The women who continue breastfeeding in the face of difficulties and come to the point where it is working well have often found someone who can support them in feeling secure. Whether a care provider or a member of the family plays that role is of little importance.

“A sense of existential security is the bottom line,” Ms Palmér says.

Stopping breastfeeding or switching to formula is no quick fix.

“The most important thing is the opportunity for a woman to share what she is going through with another person,” Ms Palmér says.

Her thesis proposes that women take a lead in ensuring proper health care by telling their stories and being heard. A woman who is able talk about her feelings and know that someone is listening will feel inevitably more secure.

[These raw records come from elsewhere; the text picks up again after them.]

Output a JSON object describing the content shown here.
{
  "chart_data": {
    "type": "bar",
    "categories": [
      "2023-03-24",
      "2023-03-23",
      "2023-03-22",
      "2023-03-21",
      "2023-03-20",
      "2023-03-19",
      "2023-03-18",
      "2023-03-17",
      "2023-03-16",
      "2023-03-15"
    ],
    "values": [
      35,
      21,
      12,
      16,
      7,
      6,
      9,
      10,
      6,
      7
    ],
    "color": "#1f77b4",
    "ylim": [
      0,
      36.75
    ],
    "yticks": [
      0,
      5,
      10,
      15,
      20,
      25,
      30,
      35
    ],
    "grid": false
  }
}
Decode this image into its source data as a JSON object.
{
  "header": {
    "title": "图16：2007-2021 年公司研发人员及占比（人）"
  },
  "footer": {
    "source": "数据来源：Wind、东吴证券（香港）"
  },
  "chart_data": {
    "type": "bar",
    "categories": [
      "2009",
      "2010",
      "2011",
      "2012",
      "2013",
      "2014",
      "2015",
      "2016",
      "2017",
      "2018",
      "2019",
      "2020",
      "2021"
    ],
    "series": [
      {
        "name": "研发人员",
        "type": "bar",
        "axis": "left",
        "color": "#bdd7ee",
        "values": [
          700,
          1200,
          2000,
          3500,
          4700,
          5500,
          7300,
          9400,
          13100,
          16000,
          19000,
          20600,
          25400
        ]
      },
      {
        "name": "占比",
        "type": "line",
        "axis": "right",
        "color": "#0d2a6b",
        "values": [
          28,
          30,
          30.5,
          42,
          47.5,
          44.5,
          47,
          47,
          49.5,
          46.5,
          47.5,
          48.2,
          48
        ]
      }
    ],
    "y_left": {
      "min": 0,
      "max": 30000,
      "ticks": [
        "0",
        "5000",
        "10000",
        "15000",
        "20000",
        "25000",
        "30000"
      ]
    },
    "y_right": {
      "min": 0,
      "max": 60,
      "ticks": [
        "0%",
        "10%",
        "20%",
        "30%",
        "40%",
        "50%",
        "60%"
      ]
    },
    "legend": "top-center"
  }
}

Ms Palmér argues that the healthcare system should ask for women’s stories when they are pregnant and follow up at the delivery ward and during subsequent paediatric appointments. Simply eliciting an affirmative or negative response about breastfeeding during pregnancy is a far cry from what is needed. A woman’s story must be heard and respected at each step along the way.

“And the dynamic remains just as real when the second child arrives,” Ms Palmér says. “A mother may have developed a breastfeeding phobia and not be up to trying again. Care providers must understand that breastfeeding has an existential dimension. In other words they need to combine a medical perspective with the insights of care science and women themselves.”